Warning
To date, this project has been mostly vibe-coded and has not been hardened. There are missing features and likely bugs, and there will likely be breaking changes.
res is a CLI tool and Typescript library to continually collect web content into a local "reservoir" (organized directory) of markdown files for use as a personal document corpus in RAG pipelines or in search/discovery applications.
A channel represents a content source, along with logic around fetching items from the source and converting them into markdown files.
res ships with one built-in channel type, for periodically fetching RSS feeds.
res also allows users to define their own channel types by providing custom "fetcher" executables which handle the fetching and Markdown conversion from custom sources.
Channels are managed via the res channel command, and the automated background fetching can be toggled via res start and res stop.
Channel configurations allow for specifying logic around refresh intervals, rate-limits, and deduplication logic.
Items consist of:
- a markdown file
- optional supplementary static resources
All items are stored within a directory corresponding to its channel of origin.
Each item must have a filename which is unique within its channel, which will also be the name of the item subdirectory containing related static resources.
Internally, res tracks items by a globally unique and increasing-in-time serial number, and stores their fetch time and retention information (see below).
The res content list command lists content matching the given query.

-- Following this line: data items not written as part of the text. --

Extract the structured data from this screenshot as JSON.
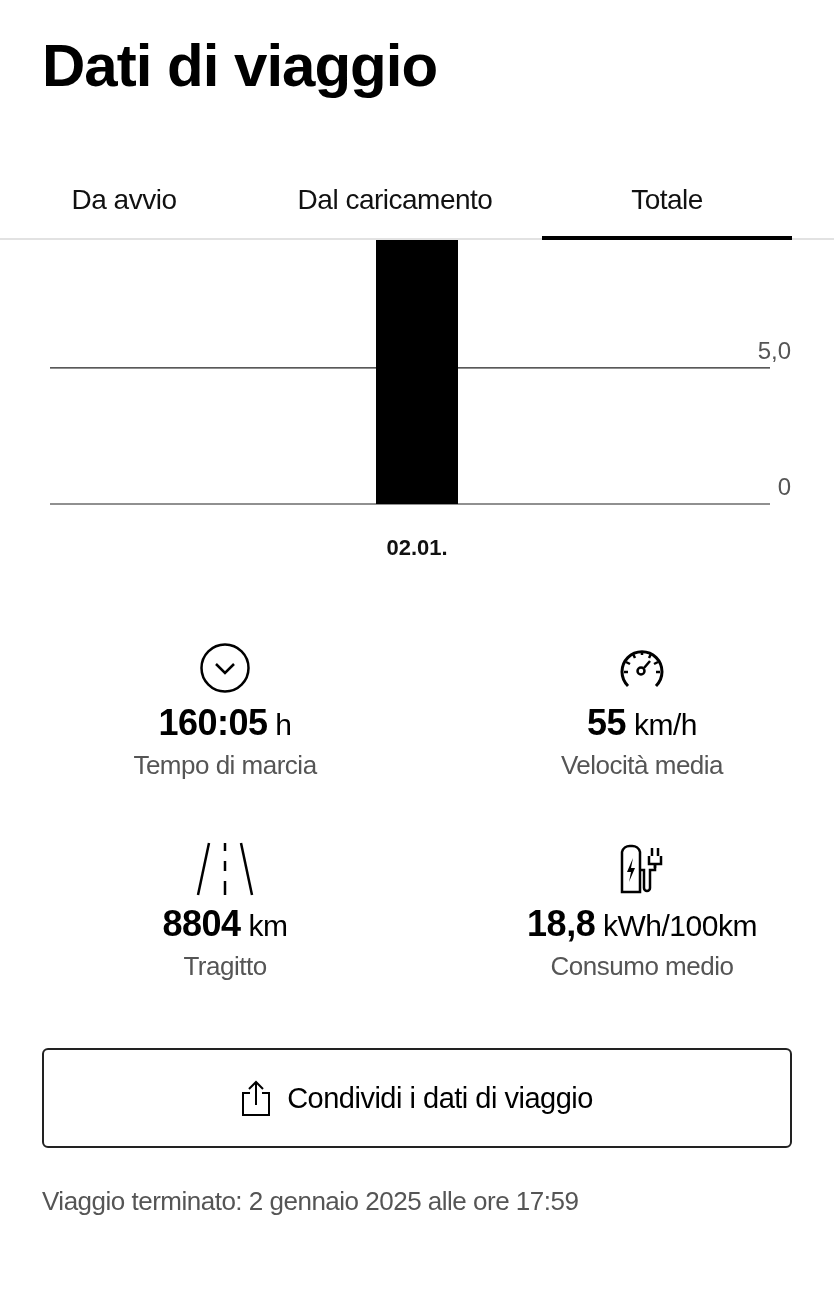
{
  "title": "Dati di viaggio",
  "tabs": [
    {
      "label": "Da avvio",
      "selected": false
    },
    {
      "label": "Dal caricamento",
      "selected": false
    },
    {
      "label": "Totale",
      "selected": true
    }
  ],
  "chart_data": {
    "type": "bar",
    "categories": [
      "02.01."
    ],
    "values": [
      9.7
    ],
    "ylim": [
      0,
      9.7
    ],
    "yticks": [
      {
        "value": 0,
        "label": "0"
      },
      {
        "value": 5,
        "label": "5,0"
      }
    ]
  },
  "stats": [
    {
      "value": "160:05",
      "unit": "h",
      "label": "Tempo di marcia"
    },
    {
      "value": "55",
      "unit": "km/h",
      "label": "Velocità media"
    },
    {
      "value": "8804",
      "unit": "km",
      "label": "Tragitto"
    },
    {
      "value": "18,8",
      "unit": "kWh/100km",
      "label": "Consumo medio"
    }
  ],
  "share_button": "Condividi i dati di viaggio",
  "footer": "Viaggio terminato: 2 gennaio 2025 alle ore 17:59"
}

Users may keep track of whether a particular content item still needs to be processed by a given workflow by placing a "retention lock" on an unprocessed item. This lock is identified by a user-defined name (or defaults to the name "[global]"), and serves two overlapping functions:
- tags content items
- signals to the system not to delete the content item if the reservoir begins to consume too much disk space
The res retain and res release commands are used to apply or release locks, respectively. Locks may be applied automatically to new content from a particular channel via res retain channel, and may be added/removed in bulk to contiguous sequences of content IDs via res retain range.
The res add-fetcher command can be called with an executable as an argument.

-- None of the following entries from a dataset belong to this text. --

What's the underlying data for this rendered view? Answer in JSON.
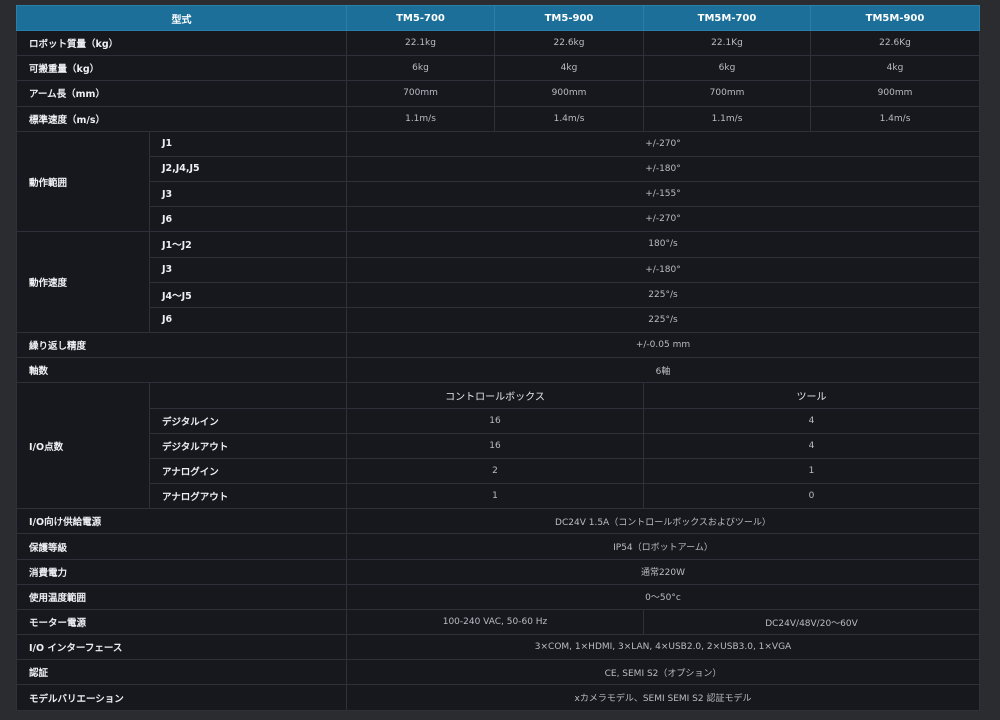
{
  "header": [
    "型式",
    "TM5-700",
    "TM5-900",
    "TM5M-700",
    "TM5M-900"
  ],
  "robot_weight": {
    "label": "ロボット質量（kg）",
    "values": [
      "22.1kg",
      "22.6kg",
      "22.1Kg",
      "22.6Kg"
    ]
  },
  "payload": {
    "label": "可搬重量（kg）",
    "values": [
      "6kg",
      "4kg",
      "6kg",
      "4kg"
    ]
  },
  "arm_length": {
    "label": "アーム長（mm）",
    "values": [
      "700mm",
      "900mm",
      "700mm",
      "900mm"
    ]
  },
  "std_speed": {
    "label": "標準速度（m/s）",
    "values": [
      "1.1m/s",
      "1.4m/s",
      "1.1m/s",
      "1.4m/s"
    ]
  },
  "motion_range": {
    "label": "動作範囲",
    "rows": [
      {
        "joint": "J1",
        "value": "+/-270°"
      },
      {
        "joint": "J2,J4,J5",
        "value": "+/-180°"
      },
      {
        "joint": "J3",
        "value": "+/-155°"
      },
      {
        "joint": "J6",
        "value": "+/-270°"
      }
    ]
  },
  "motion_speed": {
    "label": "動作速度",
    "rows": [
      {
        "joint": "J1～J2",
        "value": "180°/s"
      },
      {
        "joint": "J3",
        "value": "+/-180°"
      },
      {
        "joint": "J4～J5",
        "value": "225°/s"
      },
      {
        "joint": "J6",
        "value": "225°/s"
      }
    ]
  },
  "repeatability": {
    "label": "繰り返し精度",
    "value": "+/-0.05 mm"
  },
  "axes": {
    "label": "軸数",
    "value": "6軸"
  },
  "io": {
    "label": "I/O点数",
    "col_controlbox": "コントロールボックス",
    "col_tool": "ツール",
    "rows": [
      {
        "name": "デジタルイン",
        "box": "16",
        "tool": "4"
      },
      {
        "name": "デジタルアウト",
        "box": "16",
        "tool": "4"
      },
      {
        "name": "アナログイン",
        "box": "2",
        "tool": "1"
      },
      {
        "name": "アナログアウト",
        "box": "1",
        "tool": "0"
      }
    ]
  },
  "io_power": {
    "label": "I/O向け供給電源",
    "value": "DC24V 1.5A（コントロールボックスおよびツール）"
  },
  "protection": {
    "label": "保護等級",
    "value": "IP54（ロボットアーム）"
  },
  "power_consumption": {
    "label": "消費電力",
    "value": "通常220W"
  },
  "temp_range": {
    "label": "使用温度範囲",
    "value": "0～50°c"
  },
  "motor_power": {
    "label": "モーター電源",
    "value_left": "100-240 VAC, 50-60 Hz",
    "value_right": "DC24V/48V/20～60V"
  },
  "io_interface": {
    "label": "I/O インターフェース",
    "value": "3×COM, 1×HDMI, 3×LAN, 4×USB2.0, 2×USB3.0, 1×VGA"
  },
  "certification": {
    "label": "認証",
    "value": "CE, SEMI S2（オプション）"
  },
  "model_variation": {
    "label": "モデルバリエーション",
    "value": "xカメラモデル、SEMI SEMI S2 認証モデル"
  },
  "colors": {
    "header_bg": "#1b6f99",
    "table_bg": "#17181d",
    "page_bg": "#2a2c30",
    "border": "#2e3139"
  }
}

The executable will be copied to ~/.config/res or a similar platform-appropriate directory, assuming there are no duplicates.
Users can then create channels using a type identified by the name of the executable.
The executable will be run from an ephemeral directory on the channel's schedule, prepopulated with an outs directory at the top level.
When the user executable completes running, res will look in outs directory for Markdown files and any subdirectories with the same name as a Markdown file, track those files as res items, and place those files into the configured channel.